The proposed rule remained unclear as to how to determine when the clock began ticking and left interpretation to providers themselves. The ambiguity changed last summer when the U.S. District Court for the Southern District of New York made its decision in the case of Kane v. Healthfirst, Inc. et al. and U.S. v. Continuum Health Partners Inc. et al. The court ruled that an overpayment must be reported, explained, and returned within 60 days after the date it was “identified,” noting that the failure to timely return an overpayment constitutes a “reverse false claim.” The recent final rule by CMS compliments the court’s decision in establishing standards for providers and suppliers.

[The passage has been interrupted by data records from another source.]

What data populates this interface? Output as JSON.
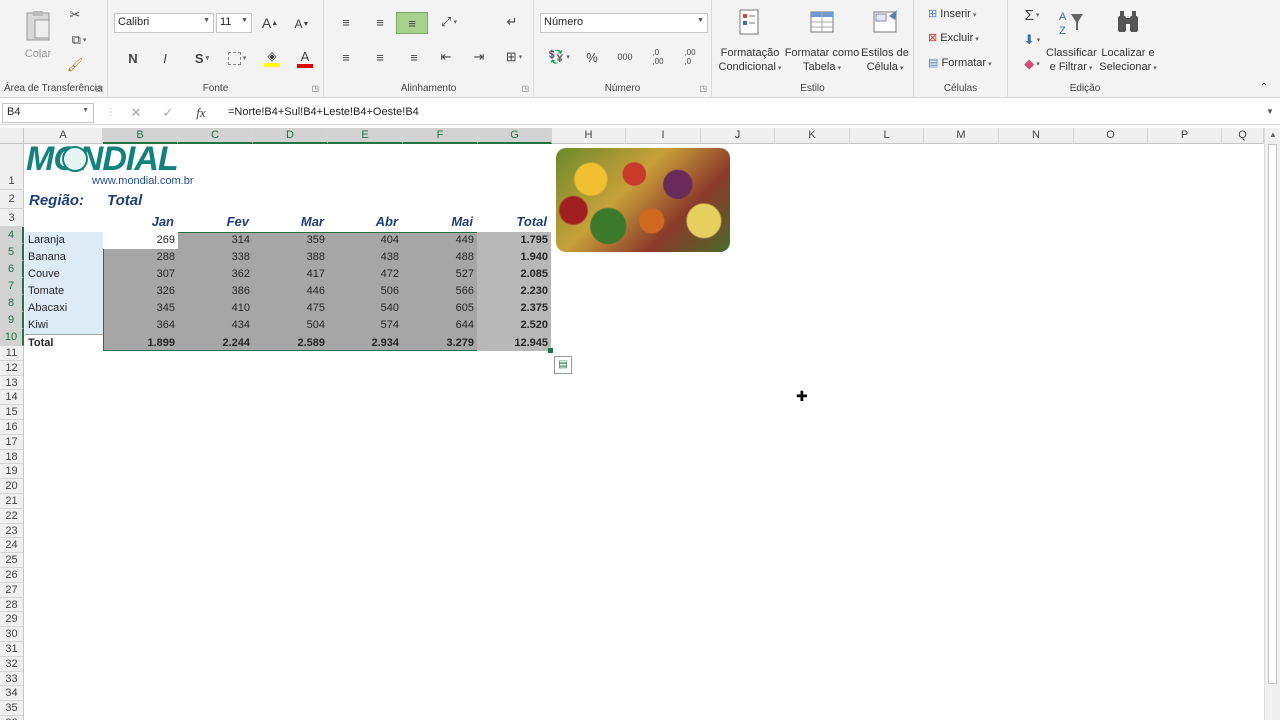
{
  "ribbon": {
    "clipboard": {
      "label": "Área de Transferência",
      "paste": "Colar"
    },
    "font": {
      "label": "Fonte",
      "name": "Calibri",
      "size": "11",
      "bold": "N",
      "italic": "I",
      "underline": "S",
      "grow": "A",
      "shrink": "A",
      "color_letter": "A"
    },
    "alignment": {
      "label": "Alinhamento"
    },
    "number": {
      "label": "Número",
      "format": "Número",
      "percent": "%",
      "thousands": "000",
      "inc_decimal": ",0\n,00",
      "dec_decimal": ",00\n,0"
    },
    "styles": {
      "label": "Estilo",
      "conditional": "Formatação\nCondicional",
      "table": "Formatar como\nTabela",
      "cell": "Estilos de\nCélula"
    },
    "cells": {
      "label": "Células",
      "insert": "Inserir",
      "delete": "Excluir",
      "format": "Formatar"
    },
    "editing": {
      "label": "Edição",
      "sort": "Classificar\ne Filtrar",
      "find": "Localizar e\nSelecionar"
    }
  },
  "formula_bar": {
    "name_box": "B4",
    "cancel": "✕",
    "enter": "✓",
    "fx": "fx",
    "formula": "=Norte!B4+Sul!B4+Leste!B4+Oeste!B4"
  },
  "columns": [
    "A",
    "B",
    "C",
    "D",
    "E",
    "F",
    "G",
    "H",
    "I",
    "J",
    "K",
    "L",
    "M",
    "N",
    "O",
    "P",
    "Q"
  ],
  "rows": [
    "1",
    "2",
    "3",
    "4",
    "5",
    "6",
    "7",
    "8",
    "9",
    "10",
    "11",
    "12",
    "13",
    "14",
    "15",
    "16",
    "17",
    "18",
    "19",
    "20",
    "21",
    "22",
    "23",
    "24",
    "25",
    "26",
    "27",
    "28",
    "29",
    "30",
    "31",
    "32",
    "33",
    "34",
    "35",
    "36"
  ],
  "sheet": {
    "logo_text": "MONDIAL",
    "logo_url": "www.mondial.com.br",
    "region_label": "Região:",
    "region_value": "Total",
    "headers": [
      "Jan",
      "Fev",
      "Mar",
      "Abr",
      "Mai",
      "Total"
    ],
    "data": [
      {
        "name": "Laranja",
        "values": [
          "269",
          "314",
          "359",
          "404",
          "449",
          "1.795"
        ]
      },
      {
        "name": "Banana",
        "values": [
          "288",
          "338",
          "388",
          "438",
          "488",
          "1.940"
        ]
      },
      {
        "name": "Couve",
        "values": [
          "307",
          "362",
          "417",
          "472",
          "527",
          "2.085"
        ]
      },
      {
        "name": "Tomate",
        "values": [
          "326",
          "386",
          "446",
          "506",
          "566",
          "2.230"
        ]
      },
      {
        "name": "Abacaxi",
        "values": [
          "345",
          "410",
          "475",
          "540",
          "605",
          "2.375"
        ]
      },
      {
        "name": "Kiwi",
        "values": [
          "364",
          "434",
          "504",
          "574",
          "644",
          "2.520"
        ]
      }
    ],
    "total_row": {
      "name": "Total",
      "values": [
        "1.899",
        "2.244",
        "2.589",
        "2.934",
        "3.279",
        "12.945"
      ]
    }
  },
  "colors": {
    "excel_green": "#217346",
    "selection_gray": "#a6a6a6",
    "header_blue": "#1f3f7a",
    "logo_teal": "#13827c"
  }
}
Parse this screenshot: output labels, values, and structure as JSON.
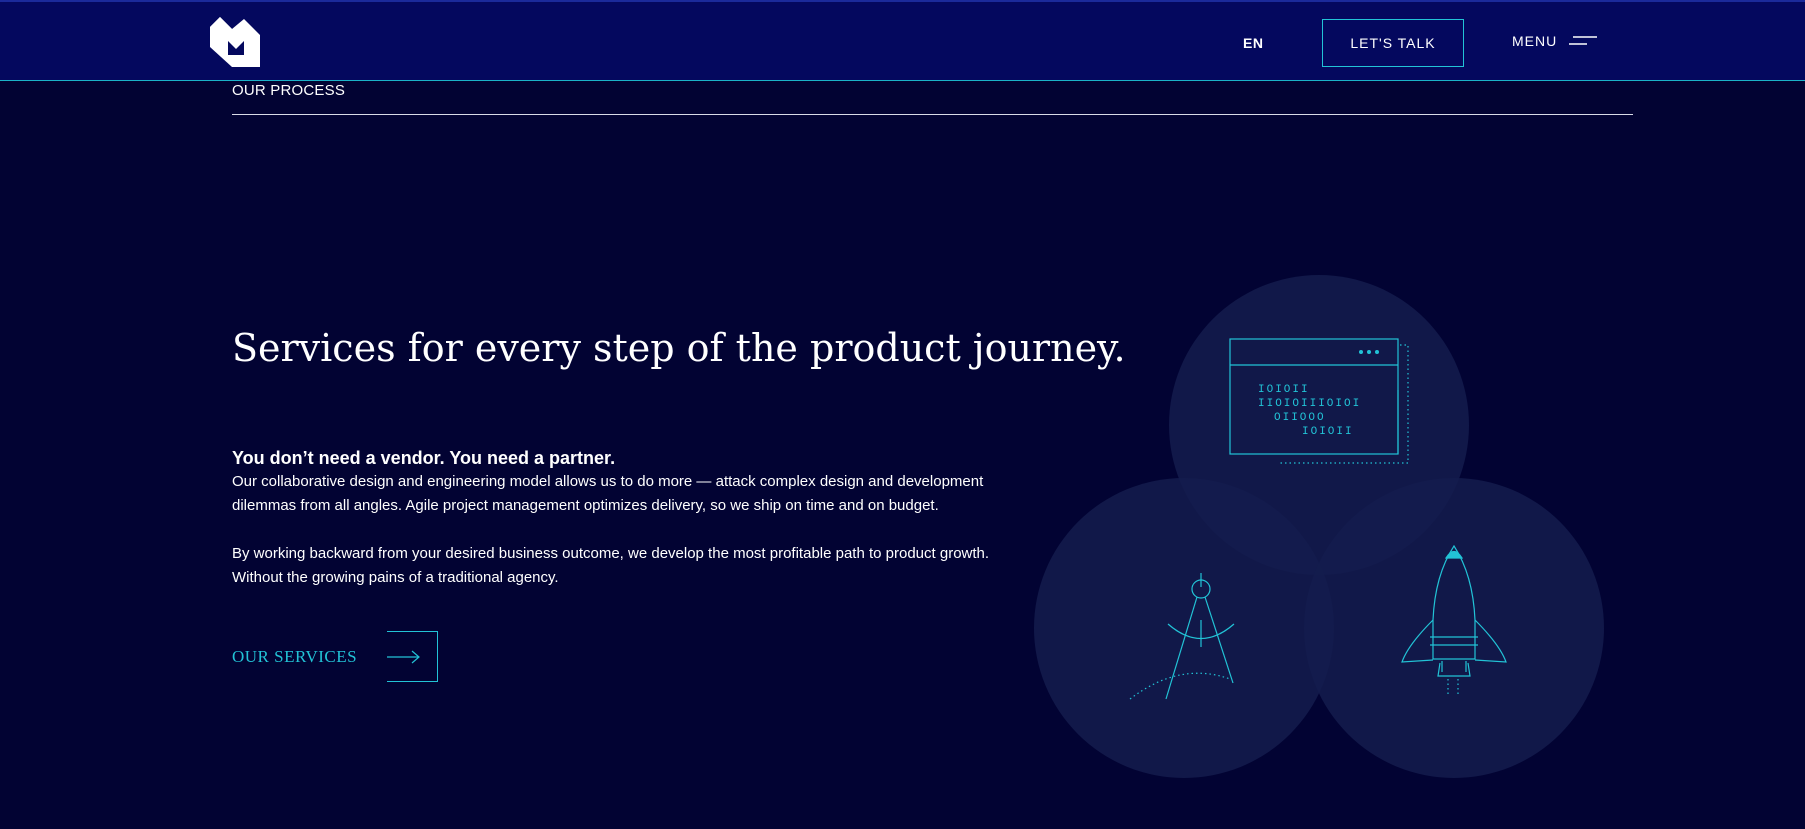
{
  "header": {
    "logo_icon": "brand-logo-icon",
    "language": "EN",
    "cta_label": "LET'S TALK",
    "menu_label": "MENU",
    "menu_icon": "hamburger-menu-icon"
  },
  "section": {
    "eyebrow": "OUR PROCESS",
    "headline": "Services for every step of the product journey.",
    "subhead": "You don’t need a vendor. You need a partner.",
    "paragraphs": [
      "Our collaborative design and engineering model allows us to do more — attack complex design and development dilemmas from all angles. Agile project management optimizes delivery, so we ship on time and on budget.",
      "By working backward from your desired business outcome, we develop the most profitable path to product growth. Without the growing pains of a traditional agency."
    ],
    "link_label": "OUR SERVICES",
    "link_icon": "arrow-right-icon"
  },
  "illustration": {
    "icons": [
      "code-window-icon",
      "drafting-compass-icon",
      "rocket-icon"
    ],
    "code_lines": [
      "IOIOII",
      "IIOIOIIIOIOI",
      "OIIOOO",
      "IOIOII"
    ]
  },
  "colors": {
    "background": "#020333",
    "header_background": "#04085e",
    "accent": "#22c3d6",
    "circle_fill": "#141c4e"
  }
}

Expert Opinion on the CMS Overpayment Rule
Dr. Cornelia Dorfschmid, Executive Vice President of Strategic Management and a leading expert on health care compliance, states that “now the burden is on providers to assess proactively significant overpayments and quickly resolve them with a refund and written explanation for how they came about.” She suggests this can be best done by phased auditing and expanding claims reviews with statistical samples and certified coding experts. “Samples can be expanded from probe samples to discovery samples, or even full samples, and used in deeper dives to confirm and identify with sufficient precision what overpayments occurred.”